Rural America is filled with pioneering, adventurous, entrepreneurial, generous folks.
You might have read recently that Rural America is in trouble. According to some pretty big thinkers, rural and small towns are losing population, losing relevance and having a brain drain. Some of these same sources claim that those of us who live outside big urban centers are hicks and kinda slow-witted. Seriously?
Mark Twain once observed that “reports of my death have been greatly exaggerated.” I suspect he might say something similar about reports of the demise of rural and small communities across America.
We moved from Washington, D.C. (northern Virginia to be precise) to Montana 13 years ago. When we lived in the “big city,” every time we came home we would drive into our garage, lock the car, lock the garage, and then unlock the door to enter our very locked-up house. The shopping mall was a favorite entertainment destination and we never met most of our neighbors.
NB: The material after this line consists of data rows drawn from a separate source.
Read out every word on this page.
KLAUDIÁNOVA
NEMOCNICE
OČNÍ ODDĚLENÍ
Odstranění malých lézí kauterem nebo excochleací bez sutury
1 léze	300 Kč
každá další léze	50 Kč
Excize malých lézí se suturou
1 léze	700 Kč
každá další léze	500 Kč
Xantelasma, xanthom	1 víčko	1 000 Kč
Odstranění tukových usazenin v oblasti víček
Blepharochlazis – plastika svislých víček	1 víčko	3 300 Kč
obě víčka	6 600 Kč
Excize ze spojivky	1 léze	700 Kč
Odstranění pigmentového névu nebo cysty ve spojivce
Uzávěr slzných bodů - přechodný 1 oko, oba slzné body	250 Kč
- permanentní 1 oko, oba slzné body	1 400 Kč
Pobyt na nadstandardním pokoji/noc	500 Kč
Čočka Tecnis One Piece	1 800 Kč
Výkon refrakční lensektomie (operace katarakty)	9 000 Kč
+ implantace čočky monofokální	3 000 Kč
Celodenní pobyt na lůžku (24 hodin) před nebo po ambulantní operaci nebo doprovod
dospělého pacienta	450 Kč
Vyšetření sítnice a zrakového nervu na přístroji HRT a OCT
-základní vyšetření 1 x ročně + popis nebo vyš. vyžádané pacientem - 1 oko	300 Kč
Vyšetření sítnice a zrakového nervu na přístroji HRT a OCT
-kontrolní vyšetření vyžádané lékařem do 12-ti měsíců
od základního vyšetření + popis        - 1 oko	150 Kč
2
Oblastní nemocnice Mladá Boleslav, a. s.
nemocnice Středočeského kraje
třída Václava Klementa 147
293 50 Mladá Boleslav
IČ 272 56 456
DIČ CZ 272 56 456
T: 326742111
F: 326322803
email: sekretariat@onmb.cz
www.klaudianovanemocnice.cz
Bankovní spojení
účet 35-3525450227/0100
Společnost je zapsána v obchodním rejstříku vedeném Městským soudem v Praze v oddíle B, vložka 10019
Since moving to a small town, outside is where we go for entertainment and occasionally we forget to lock a door or two. We know our neighbors and people throughout the county have become our friends. Sounds pretty good, doesn’t it?
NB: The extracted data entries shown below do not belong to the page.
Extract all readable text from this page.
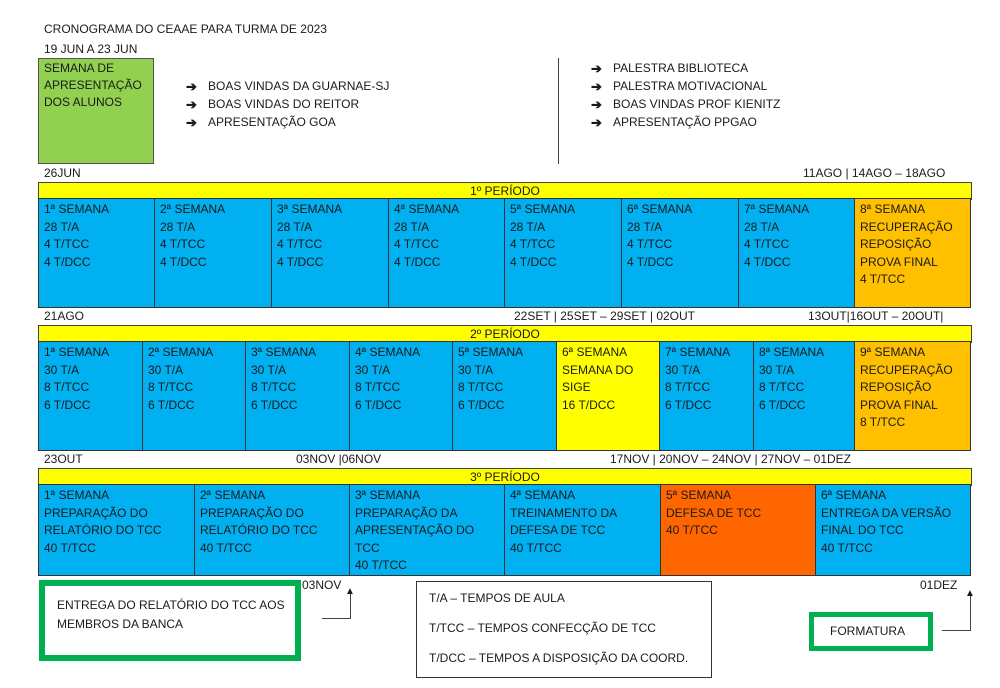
CRONOGRAMA DO CEAAE PARA TURMA DE 2023
19 JUN A 23 JUN
SEMANA DE
APRESENTAÇÃO
DOS ALUNOS
➔ BOAS VINDAS DA GUARNAE-SJ
➔ BOAS VINDAS DO REITOR
➔ APRESENTAÇÃO GOA
➔ PALESTRA BIBLIOTECA
➔ PALESTRA MOTIVACIONAL
➔ BOAS VINDAS PROF KIENITZ
➔ APRESENTAÇÃO PPGAO
26JUN	11AGO | 14AGO – 18AGO
1º PERÍODO
1ª SEMANA
28 T/A
4 T/TCC
4 T/DCC
2ª SEMANA
28 T/A
4 T/TCC
4 T/DCC
3ª SEMANA
28 T/A
4 T/TCC
4 T/DCC
4ª SEMANA
28 T/A
4 T/TCC
4 T/DCC
5ª SEMANA
28 T/A
4 T/TCC
4 T/DCC
6ª SEMANA
28 T/A
4 T/TCC
4 T/DCC
7ª SEMANA
28 T/A
4 T/TCC
4 T/DCC
8ª SEMANA
RECUPERAÇÃO
REPOSIÇÃO
PROVA FINAL
4 T/TCC
21AGO	22SET | 25SET – 29SET | 02OUT	13OUT|16OUT – 20OUT|
2º PERÍODO
1ª SEMANA
30 T/A
8 T/TCC
6 T/DCC
2ª SEMANA
30 T/A
8 T/TCC
6 T/DCC
3ª SEMANA
30 T/A
8 T/TCC
6 T/DCC
4ª SEMANA
30 T/A
8 T/TCC
6 T/DCC
5ª SEMANA
30 T/A
8 T/TCC
6 T/DCC
6ª SEMANA
SEMANA DO
SIGE
16 T/DCC
7ª SEMANA
30 T/A
8 T/TCC
6 T/DCC
8ª SEMANA
30 T/A
8 T/TCC
6 T/DCC
9ª SEMANA
RECUPERAÇÃO
REPOSIÇÃO
PROVA FINAL
8 T/TCC
23OUT	03NOV |06NOV	17NOV | 20NOV – 24NOV | 27NOV – 01DEZ
3º PERÍODO
1ª SEMANA
PREPARAÇÃO DO
RELATÓRIO DO TCC
40 T/TCC
2ª SEMANA
PREPARAÇÃO DO
RELATÓRIO DO TCC
40 T/TCC
3ª SEMANA
PREPARAÇÃO DA
APRESENTAÇÃO DO
TCC
40 T/TCC
4ª SEMANA
TREINAMENTO DA
DEFESA DE TCC
40 T/TCC
5ª SEMANA
DEFESA DE TCC
40 T/TCC
6ª SEMANA
ENTREGA DA VERSÃO
FINAL DO TCC
40 T/TCC
03NOV ▲
ENTREGA DO RELATÓRIO DO TCC AOS
MEMBROS DA BANCA
T/A – TEMPOS DE AULA
T/TCC – TEMPOS CONFECÇÃO DE TCC
T/DCC – TEMPOS A DISPOSIÇÃO DA COORD.
FORMATURA
01DEZ
▲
Maybe that explains why so many Americans choose to live in rural and small towns. According to the last U.S. Census, there are 59.5 million “rural” Americans. Small, incorporated “cities,” such as Columbia Falls, Kalispell and Whitefish, house another 29 million Americans. That’s almost 90 million Americans who live in a rural area or a really small city! By way of comparison, there are more of us living the rural/small town life than there are people either over 65 or under 18. Hear that all you big thinkers?
Rural America is filled with pioneering, adventurous, entrepreneurial, generous folks. It’s also home to some unique challenges, just like, well, everywhere. As an urban ex-pat and now rural entrepreneur and champion, I’m optimistic about the future of small towns. In fact, at American Rural, we believe that there’s never been a better time to live and work in rural and small town America than right now. I look forward to sharing with you some observations about why that is and I’m grateful to the Flathead Beacon for supporting our conversation.
By the way, my husband just bought a used truck from a nice guy near Bigfork (it’s a small town truck – no automatic door locks). The deal was sealed with a handshake. It was easy because even though we’d never met, we trusted each other… as rural folks so often do. That’s an example of social capital, a great asset in business and an abundant resource in most small communities. We’ll have a longer discussion about that soon. Until then, thanks for reading.